Principle:Apache Dolphinscheduler Cluster Health Monitoring
| Knowledge Sources | |
|---|---|
| Domains | Distributed_Systems, Cluster_Management |
| Last Updated | 2026-02-10 00:00 GMT |
Overview
A registry-based cluster health monitoring system that tracks master and worker node availability through heartbeat subscriptions, maintaining a live topology map with slot-based work distribution.
Description
The Cluster Health Monitoring principle defines how DolphinScheduler maintains awareness of all nodes in the distributed cluster. MasterClusters and WorkerClusters subscribe to a service registry (e.g., ZooKeeper) for heartbeat events. When nodes join, leave, or update their status, the cluster objects update their internal maps and notify registered listeners. MasterSlotManager uses the master cluster topology to assign work slots, ensuring even distribution of workflow processing across master instances.
Worker clusters additionally maintain a worker-group-to-address mapping, enabling the dispatcher to find available workers for each group. The ClusterManager orchestrates the initialization of both cluster objects at startup.
Usage
Cluster health monitoring is automatically initialized by the master server via ClusterManager.start().
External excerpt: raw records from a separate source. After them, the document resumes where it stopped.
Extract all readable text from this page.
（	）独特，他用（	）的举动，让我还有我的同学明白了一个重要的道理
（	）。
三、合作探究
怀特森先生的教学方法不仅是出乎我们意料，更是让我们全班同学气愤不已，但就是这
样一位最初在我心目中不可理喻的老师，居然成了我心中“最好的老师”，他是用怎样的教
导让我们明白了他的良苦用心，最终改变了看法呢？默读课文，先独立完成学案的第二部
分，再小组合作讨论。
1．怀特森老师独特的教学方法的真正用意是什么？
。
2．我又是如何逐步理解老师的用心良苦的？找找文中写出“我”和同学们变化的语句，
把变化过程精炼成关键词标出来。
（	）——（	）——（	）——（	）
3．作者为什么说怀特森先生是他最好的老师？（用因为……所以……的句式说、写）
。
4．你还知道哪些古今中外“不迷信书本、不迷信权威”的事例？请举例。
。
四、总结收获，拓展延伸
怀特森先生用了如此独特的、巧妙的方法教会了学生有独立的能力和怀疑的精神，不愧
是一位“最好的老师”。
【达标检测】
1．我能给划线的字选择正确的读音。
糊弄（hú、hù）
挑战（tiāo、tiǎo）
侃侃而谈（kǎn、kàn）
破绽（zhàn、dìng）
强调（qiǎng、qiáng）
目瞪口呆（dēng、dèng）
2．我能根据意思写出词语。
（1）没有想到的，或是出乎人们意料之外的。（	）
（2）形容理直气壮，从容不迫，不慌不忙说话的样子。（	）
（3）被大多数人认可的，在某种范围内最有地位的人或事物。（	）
It runs continuously in the background, processing registry events and maintaining the live topology.
Theoretical Basis
The monitoring follows the Observer Pattern over a Service Registry:
- Registry: External service (ZooKeeper) stores node heartbeats
- Subscriber: AbstractClusterSubscribeListener receives ADD/REMOVE/UPDATE events
- Topology Map: MasterClusters and WorkerClusters maintain live node sets
- Slot Management: MasterSlotManager assigns slots based on master count
// Monitoring flow
RegistryClient.subscribe("/masters", masterCluster)
RegistryClient.subscribe("/workers", workerCluster)
// On heartbeat event:
onServerAdded(metadata): // node joined cluster
serverMap.put(address, metadata)
notifyListeners(ADD)
rebalanceSlots()
onServerRemove(metadata): // node left/crashed
serverMap.remove(address)
notifyListeners(REMOVE)
rebalanceSlots()
triggerFailover(metadata)